If there are not necessary - nullable - columns in it and they does not be used for aggregation or analytics, store them into other table. Keep the main table smaller.
Ex) Don't store raw HTTP_USER_AGENT string. Preprocessing the agent string and store smaller data what you exactly want to review.
(2) Make the table as fixed format.
Use CHAR then VARCHAR for almost-fixed-length strings. This will be helpful for sped up SELECT queries.
Ex) ip VARCHAR(15) => ip CHAR(15)
(3) Summarize old data and dump them into other table periodically.
If you don't have to review the whole data everyday, divide it into periodically table (year/month/day) and store summarize data for old ones.
Ex) Table_2011_11 / Table_2011_11_28
(4) Don't use too many indexes for big table.
Too many indexes cause heavy load for inserting queries.
(5) Use ARCHIVE engine.
MySQL supports ARCHIVE ENGINE. This engine supports zlib for data compression.
http://dev.mysql.com/doc/refman/5.0/en/archive-storage-engine.html
It fits for logging generally(AFAIK), lack of ORDER BY, REPLACE, DELETE and UPDATE are not a big problem for logging.
You should show us what your SHOW CREATE TABLE tablename outputs so we can see the columns, indexes and so on.
From the glimpse of everything, it seems MySQL's partitioning is what you need to implement in order to increase performance further.
A few possible strategies.
If the dataset is so large, it may be of use to store certain information redundantly: keeping cache tables if certain records are accessed much more frequently than others, denormalize information (either to limit the number of joins or creating tables with less columns so you have a lean table to keep in memory at all times), or keeping summaries for the fast lookup of totals.
The summaries-table(s) can be kept in synch by either periodically generating them or by the use of triggers, or even combining both by having a cache table for the latest day on which you can calculate actual totals, and summaries for the historical data... will give you full precision while not requiring to read the full index. Test to see what delivers best performance in your situation.
Splitting your table by periods is certainly an option. It's like partitioning, but Mayflower Blog advises to do it yourself as the MySQL implementation seems to have certain limitations.
Additionally to this: if the data in those historical tables is never changed and you want to reduce space, you could use myisampack. Indexes are supported (you have to rebuild) and performance gain is reported, but I suspect you would gain speed on reading individual rows but face decreasing performance on large reads (as lots of rows need unpacking).
And last: you could think about what you need from the historical data. Does it need the exact same information you have for more recent entries, or are there things that just aren't important anymore? I could imagine if you have an access log, for example, that it stores all sorts of information like ip, referal url, requested url, user agent... Perhaps in 5 years time the user agent isn't interesting at all to know, it's fine to combine all requests from one ip for one page + css + javascript + images into one entry (perhaps have a different many-to-one table for the precise files), and the referal urls only need number of occurances and can be decoupled from exact time or ip.
Don't forget to consider the speed of the medium on which the data is stored. I think you can use raid disks to speed up access or maybe store the table in RAM but at 130GB that might be a challenge! Then consider the processor too. I realise this isn't a direct answer to your question but it may help achieve your aims.

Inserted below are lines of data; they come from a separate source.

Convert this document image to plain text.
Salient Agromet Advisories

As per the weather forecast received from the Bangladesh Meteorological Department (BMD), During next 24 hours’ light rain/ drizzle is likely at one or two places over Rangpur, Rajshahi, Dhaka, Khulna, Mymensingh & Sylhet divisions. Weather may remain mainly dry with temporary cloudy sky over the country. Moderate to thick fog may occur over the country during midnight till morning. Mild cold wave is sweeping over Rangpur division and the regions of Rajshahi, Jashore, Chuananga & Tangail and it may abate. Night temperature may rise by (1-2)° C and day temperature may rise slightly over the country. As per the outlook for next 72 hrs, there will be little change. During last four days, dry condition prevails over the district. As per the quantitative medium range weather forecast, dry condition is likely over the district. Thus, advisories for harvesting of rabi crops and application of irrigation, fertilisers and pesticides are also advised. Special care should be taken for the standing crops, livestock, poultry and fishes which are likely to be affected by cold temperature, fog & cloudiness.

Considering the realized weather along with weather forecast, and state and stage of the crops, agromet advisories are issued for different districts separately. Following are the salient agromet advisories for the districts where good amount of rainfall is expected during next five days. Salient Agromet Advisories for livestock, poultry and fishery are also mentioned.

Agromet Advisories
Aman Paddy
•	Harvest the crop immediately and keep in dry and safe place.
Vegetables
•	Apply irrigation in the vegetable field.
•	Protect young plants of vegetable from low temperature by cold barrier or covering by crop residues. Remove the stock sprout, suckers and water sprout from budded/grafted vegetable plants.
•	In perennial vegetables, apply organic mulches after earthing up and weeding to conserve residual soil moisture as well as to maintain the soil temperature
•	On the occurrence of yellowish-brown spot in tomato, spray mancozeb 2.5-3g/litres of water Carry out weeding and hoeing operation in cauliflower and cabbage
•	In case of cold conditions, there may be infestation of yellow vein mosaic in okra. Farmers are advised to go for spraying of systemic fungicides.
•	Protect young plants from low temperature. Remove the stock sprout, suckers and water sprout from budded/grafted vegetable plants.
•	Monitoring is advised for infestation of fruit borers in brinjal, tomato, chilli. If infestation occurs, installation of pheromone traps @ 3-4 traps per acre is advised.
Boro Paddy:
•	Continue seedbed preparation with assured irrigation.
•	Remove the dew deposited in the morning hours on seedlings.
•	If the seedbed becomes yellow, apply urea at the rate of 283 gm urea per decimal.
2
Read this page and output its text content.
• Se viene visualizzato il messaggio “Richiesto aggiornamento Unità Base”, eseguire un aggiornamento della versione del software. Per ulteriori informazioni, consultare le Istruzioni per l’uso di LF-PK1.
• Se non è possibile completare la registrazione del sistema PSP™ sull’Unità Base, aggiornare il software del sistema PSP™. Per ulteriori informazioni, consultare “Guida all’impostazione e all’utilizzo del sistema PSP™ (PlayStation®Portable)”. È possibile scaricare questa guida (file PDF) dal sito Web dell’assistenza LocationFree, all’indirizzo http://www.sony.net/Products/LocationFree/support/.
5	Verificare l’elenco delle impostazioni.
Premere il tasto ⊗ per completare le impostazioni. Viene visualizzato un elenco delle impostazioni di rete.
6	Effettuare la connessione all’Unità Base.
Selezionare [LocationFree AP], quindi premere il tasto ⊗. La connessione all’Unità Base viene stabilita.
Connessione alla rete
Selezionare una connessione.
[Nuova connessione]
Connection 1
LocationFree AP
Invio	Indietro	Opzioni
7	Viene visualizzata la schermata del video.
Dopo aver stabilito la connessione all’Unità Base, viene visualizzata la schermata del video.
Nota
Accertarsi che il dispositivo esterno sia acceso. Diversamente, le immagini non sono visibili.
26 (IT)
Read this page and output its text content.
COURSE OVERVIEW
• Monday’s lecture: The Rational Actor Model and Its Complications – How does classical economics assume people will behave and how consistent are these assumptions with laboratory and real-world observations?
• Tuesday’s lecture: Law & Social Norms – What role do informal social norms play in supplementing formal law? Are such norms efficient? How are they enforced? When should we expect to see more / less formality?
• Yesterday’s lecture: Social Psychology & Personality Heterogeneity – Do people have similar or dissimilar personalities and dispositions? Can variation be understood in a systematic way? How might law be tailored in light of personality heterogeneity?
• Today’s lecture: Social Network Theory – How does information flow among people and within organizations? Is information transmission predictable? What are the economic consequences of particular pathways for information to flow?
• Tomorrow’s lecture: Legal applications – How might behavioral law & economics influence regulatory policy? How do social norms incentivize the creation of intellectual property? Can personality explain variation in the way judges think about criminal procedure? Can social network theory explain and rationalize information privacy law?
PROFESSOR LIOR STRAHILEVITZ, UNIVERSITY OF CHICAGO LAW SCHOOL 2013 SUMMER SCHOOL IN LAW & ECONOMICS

You can still try to do partitioning using tablespaces or "table-per-period" structure as #Evan advised.
If your fulltext searching is failing may be should go to Sphinx/Lucene/Solr. External search engines can definitely help you to get faster.
If we are talking about table structure than you should use the smallest datatype if it possible.
If optimize table is too slow and it's true for the really big tables you can backup this table and restore it. Off course in this case you will need to get some downtime.
As bottom line:
if your issue concerning fulltext searching than before applying any table changes try to use external search engines.